On July 8, 1993, the Cabinet of Ministers of the Republic of Azerbaijan issued a decree transforming this sector into the Institute of Archaeology and Ethnography. In 2021, the name was changed to the Institute of Archaeology, Ethnography and Anthropology, and finally, on January 19, 2024, it was renamed the Institute of Archaeology and Anthropology.

The museum’s exhibition hall operates under the Institute. It was originally established in the 1980s, but ceased operations in the 1990s due to technical issues. After renovations, the museum reopened in 2015 and continues to serve as a key center for public and scholarly engagement with Azerbaijan’s ancient history.

== The building ==
The museum is housed in a historical building constructed in the early 20th century, known locally as the “Zəncirli Ev” (Chained House). In 1920, the property belonged to a merchant named Haji Mammmadhusseyn Mammadov. In 1928, it was purchased by the Malikov brothers, well-known merchants in Baku's Icherisheher (Old City).

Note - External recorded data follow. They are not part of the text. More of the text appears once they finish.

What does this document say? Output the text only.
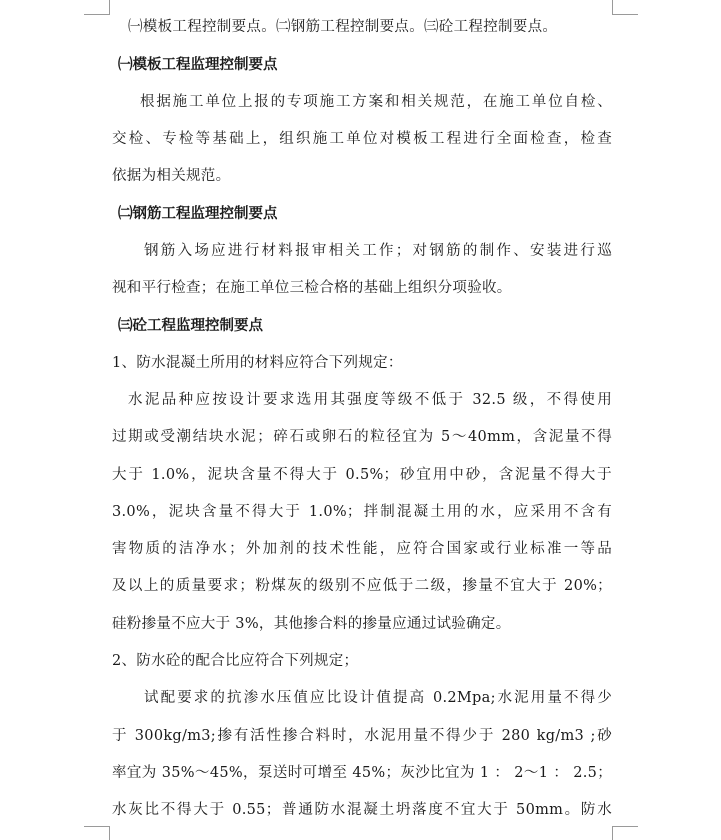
㈠模板工程控制要点。㈡钢筋工程控制要点。㈢砼工程控制要点。
㈠模板工程监理控制要点
根据施工单位上报的专项施工方案和相关规范，在施工单位自检、
交检、专检等基础上，组织施工单位对模板工程进行全面检查，检查
依据为相关规范。
㈡钢筋工程监理控制要点
钢筋入场应进行材料报审相关工作；对钢筋的制作、安装进行巡
视和平行检查；在施工单位三检合格的基础上组织分项验收。
㈢砼工程监理控制要点
1、防水混凝土所用的材料应符合下列规定：
水泥品种应按设计要求选用其强度等级不低于 32.5 级，不得使用
过期或受潮结块水泥；碎石或卵石的粒径宜为 5～40mm，含泥量不得
大于 1.0%，泥块含量不得大于 0.5%；砂宜用中砂，含泥量不得大于
3.0%，泥块含量不得大于 1.0%；拌制混凝土用的水，应采用不含有
害物质的洁净水；外加剂的技术性能，应符合国家或行业标准一等品
及以上的质量要求；粉煤灰的级别不应低于二级，掺量不宜大于 20%；
硅粉掺量不应大于 3%，其他掺合料的掺量应通过试验确定。
2、防水砼的配合比应符合下列规定；
试配要求的抗渗水压值应比设计值提高 0.2Mpa;水泥用量不得少
于 300kg/m3;掺有活性掺合料时，水泥用量不得少于 280 kg/m3 ;砂
率宜为 35%～45%，泵送时可增至 45%；灰沙比宜为 1 ： 2～1 ： 2.5；
水灰比不得大于 0.55；普通防水混凝土坍落度不宜大于 50mm。防水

In 1930, the building was confiscated by the Baku Customs Office due to smuggling allegations and was transferred to state ownership. From that year, it housed the N. Narimanov Sewing Factory. During its time as a factory, changes were made to the building’s facade, and some original architectural features were removed. Due to its last private owners, the building is still referred to as the Malikov Mansion.

Today, the building hosts the Museum and Exhibition Hall of the Institute of Archaeology and Anthropology of ANAS. Architecturally, it holds a distinctive place among early 20th-century structures in Icherisheher due to its unique style and aesthetic.

== Museum Exhibits ==
The museum features over 1,000 exhibits displayed in 36 showcases. These items represent the material and spiritual heritage of Azerbaijan from prehistoric times up to the Middle Ages.

The collection includes archaeological artifacts from various historical periods — from the Stone Age to the medieval era — such as tools, household items, jewelry, weapons, and ritual objects, providing a comprehensive view of the country’s ancient past.